Water intrusion in a data center in europe-west9 has caused a multi-cluster failure and has led to a shutdown of multiple zones. We expect general unavailability of the europe-west9 region. There is no current ETA for recovery of operations in the europe-west9 region at this time, but it is expected to be an extended outage. Customers are advised to failover to other regions if they are impacted.

Report: "Github Not Listing Repositories"

Last update
resolved

Issue confirmed to be fixed by GitHub.

identified

The issue has been identified and a fix is being implemented and this should resolve the issue for most users. If the error is still persisting, please use the workaround provided: 1. Remove the Github installation. 2. Manually configure SSH key access to Github, please see the link below. https://help.cloud66.com/rails/how-to-guides/common-tools/access-your-code#manually-configuring-github-access

investigating

Currently, GitHub is having an issue with listing repositories while using the Cloud 66 Github app. As a workaround while this issue is ongoing. 1. Remove the Github installation. 2. Manually configure SSH key access to Github, please see the link below. https://help.cloud66.com/rails/how-to-guides/common-tools/access-your-code#manually-configuring-github-access

Report: "Subset of Buildgrid Image pushes slower than normal"

Last update
resolved

This incident has been resolved.

monitoring

The team has completed the first part of the mitigation strategy for intermittent slow Buildgrid pushes. We are now monitoring ongoing performance.

identified

Our engineering team is continuing to look into mitigations for this issue.

identified

The team is aware that some Buildgrid pushes are taking longer than normal, and are working on a mitigation strategy

Report: "Production Agent Reporting Outage"

Last update
postmortem

At approximately 07:00 UTC we started to perform a minor system quality-of-life backend update. The update had unintended consequences on an older system component which hadn’t been changed in a while. The component was to do with agent server communications, and it ended up disabled after the update. Although the same component was unaffected during testing in dev/staging and passed UAT, it turned out that there was a necessarily different configuration around rewrites in production that caused the issue. The nature of the update meant that rolling back wasn’t straightforward, so the team resolved to fix the incompatibility in-place, and as such were unable to stop the erroneous “server down” notifications that then went out. The issue was resolved approximate 1 hour later. at 08:00 UTC - after which time servers would have started to appear as “online” again. Subsequent to this outage, the difference in configuration has been added to our operations processes, such that this will not occur again. Our apologies for the inconvenience and concern that this may have created!

resolved

This incident has been resolved.

identified

The issue has been identified and a fix is being implemented.

Report: "Github outage"

Last update
resolved

This incident has been resolved.

investigating

GitHub is having an outage at this time. This may adversely affect Deployments.

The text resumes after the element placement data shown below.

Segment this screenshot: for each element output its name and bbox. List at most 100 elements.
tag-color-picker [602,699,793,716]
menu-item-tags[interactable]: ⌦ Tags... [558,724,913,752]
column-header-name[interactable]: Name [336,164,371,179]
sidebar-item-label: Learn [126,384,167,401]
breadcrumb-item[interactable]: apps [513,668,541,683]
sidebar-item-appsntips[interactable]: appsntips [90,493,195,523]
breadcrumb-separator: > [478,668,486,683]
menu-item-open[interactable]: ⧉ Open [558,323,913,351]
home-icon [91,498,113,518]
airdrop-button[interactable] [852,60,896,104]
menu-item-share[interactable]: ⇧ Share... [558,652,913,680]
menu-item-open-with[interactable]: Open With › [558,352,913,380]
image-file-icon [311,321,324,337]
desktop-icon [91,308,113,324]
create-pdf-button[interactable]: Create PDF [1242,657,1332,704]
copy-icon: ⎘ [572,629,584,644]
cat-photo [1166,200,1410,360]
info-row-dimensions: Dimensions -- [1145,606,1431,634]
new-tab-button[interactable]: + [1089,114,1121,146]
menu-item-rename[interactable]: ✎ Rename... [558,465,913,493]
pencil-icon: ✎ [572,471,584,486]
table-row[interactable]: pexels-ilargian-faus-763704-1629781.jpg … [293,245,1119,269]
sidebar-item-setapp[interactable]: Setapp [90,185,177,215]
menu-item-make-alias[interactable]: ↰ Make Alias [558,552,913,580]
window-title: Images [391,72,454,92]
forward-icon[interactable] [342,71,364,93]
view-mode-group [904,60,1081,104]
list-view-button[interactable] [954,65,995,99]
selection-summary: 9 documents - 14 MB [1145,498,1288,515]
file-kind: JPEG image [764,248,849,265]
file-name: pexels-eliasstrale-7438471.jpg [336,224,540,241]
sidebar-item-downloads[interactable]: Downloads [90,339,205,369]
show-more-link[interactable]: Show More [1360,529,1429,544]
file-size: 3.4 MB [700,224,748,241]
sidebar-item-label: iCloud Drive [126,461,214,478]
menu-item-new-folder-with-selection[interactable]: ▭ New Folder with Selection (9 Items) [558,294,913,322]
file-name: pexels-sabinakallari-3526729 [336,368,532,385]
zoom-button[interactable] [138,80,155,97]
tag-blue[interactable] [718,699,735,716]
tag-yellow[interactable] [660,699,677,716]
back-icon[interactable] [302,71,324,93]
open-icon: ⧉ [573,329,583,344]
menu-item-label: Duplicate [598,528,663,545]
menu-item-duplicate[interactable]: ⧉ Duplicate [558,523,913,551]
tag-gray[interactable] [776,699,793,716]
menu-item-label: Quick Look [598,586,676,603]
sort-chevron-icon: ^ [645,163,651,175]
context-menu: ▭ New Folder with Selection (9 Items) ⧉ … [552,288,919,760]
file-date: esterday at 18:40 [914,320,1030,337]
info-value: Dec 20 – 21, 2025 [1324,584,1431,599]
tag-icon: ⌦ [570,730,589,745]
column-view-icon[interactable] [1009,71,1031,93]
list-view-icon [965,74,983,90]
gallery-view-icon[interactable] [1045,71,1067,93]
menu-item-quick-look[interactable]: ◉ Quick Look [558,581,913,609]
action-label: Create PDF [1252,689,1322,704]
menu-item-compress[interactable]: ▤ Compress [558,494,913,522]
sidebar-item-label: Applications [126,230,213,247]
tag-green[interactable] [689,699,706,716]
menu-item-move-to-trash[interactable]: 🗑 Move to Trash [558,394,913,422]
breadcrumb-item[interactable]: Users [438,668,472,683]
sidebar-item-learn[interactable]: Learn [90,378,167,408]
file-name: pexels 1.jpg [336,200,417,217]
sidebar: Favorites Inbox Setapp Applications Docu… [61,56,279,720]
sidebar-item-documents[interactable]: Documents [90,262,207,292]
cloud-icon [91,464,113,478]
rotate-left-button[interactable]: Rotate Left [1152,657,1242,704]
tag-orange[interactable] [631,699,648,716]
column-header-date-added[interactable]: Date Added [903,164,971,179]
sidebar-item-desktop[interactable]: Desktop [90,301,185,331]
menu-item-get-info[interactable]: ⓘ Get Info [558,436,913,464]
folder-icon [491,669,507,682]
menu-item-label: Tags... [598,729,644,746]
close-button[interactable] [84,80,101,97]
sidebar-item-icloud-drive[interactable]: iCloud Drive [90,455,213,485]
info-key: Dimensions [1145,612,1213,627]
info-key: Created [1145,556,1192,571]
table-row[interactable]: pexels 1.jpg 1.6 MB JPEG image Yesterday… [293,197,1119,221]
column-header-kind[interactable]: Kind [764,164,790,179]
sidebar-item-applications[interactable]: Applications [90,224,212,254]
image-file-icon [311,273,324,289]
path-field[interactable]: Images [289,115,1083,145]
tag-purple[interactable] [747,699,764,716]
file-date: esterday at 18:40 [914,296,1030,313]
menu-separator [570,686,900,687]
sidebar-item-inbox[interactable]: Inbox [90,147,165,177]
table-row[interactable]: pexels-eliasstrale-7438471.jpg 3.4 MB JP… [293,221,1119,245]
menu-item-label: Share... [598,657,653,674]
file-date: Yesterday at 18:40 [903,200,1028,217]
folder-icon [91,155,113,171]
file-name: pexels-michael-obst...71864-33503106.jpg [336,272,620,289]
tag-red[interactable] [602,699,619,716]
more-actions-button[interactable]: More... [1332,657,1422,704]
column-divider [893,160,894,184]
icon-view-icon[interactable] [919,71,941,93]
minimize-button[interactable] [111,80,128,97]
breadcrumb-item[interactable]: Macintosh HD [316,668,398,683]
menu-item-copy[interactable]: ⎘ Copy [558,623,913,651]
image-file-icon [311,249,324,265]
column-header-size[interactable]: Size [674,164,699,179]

Report: "Azure reporting DNS problems (affecting Ubuntu 18.04)"

Last update
resolved

This incident has been resolved.

monitoring

We are continuing to monitor this incident

identified

Azure is recommending that affected customers reboot their servers to obtain an updated DHCP lease to resolve this issue

identified

From Azure (https://status.azure.com/en-gb/status) Starting at approximately 06:00 UTC on 30 Aug 2022, a number of customers running Ubuntu 18.04 (bionic) VMs recently upgraded to systemd version 237-3ubuntu10.54 reported experiencing DNS errors when trying to access their resources. Reports of this issue are confined to this single Ubuntu version.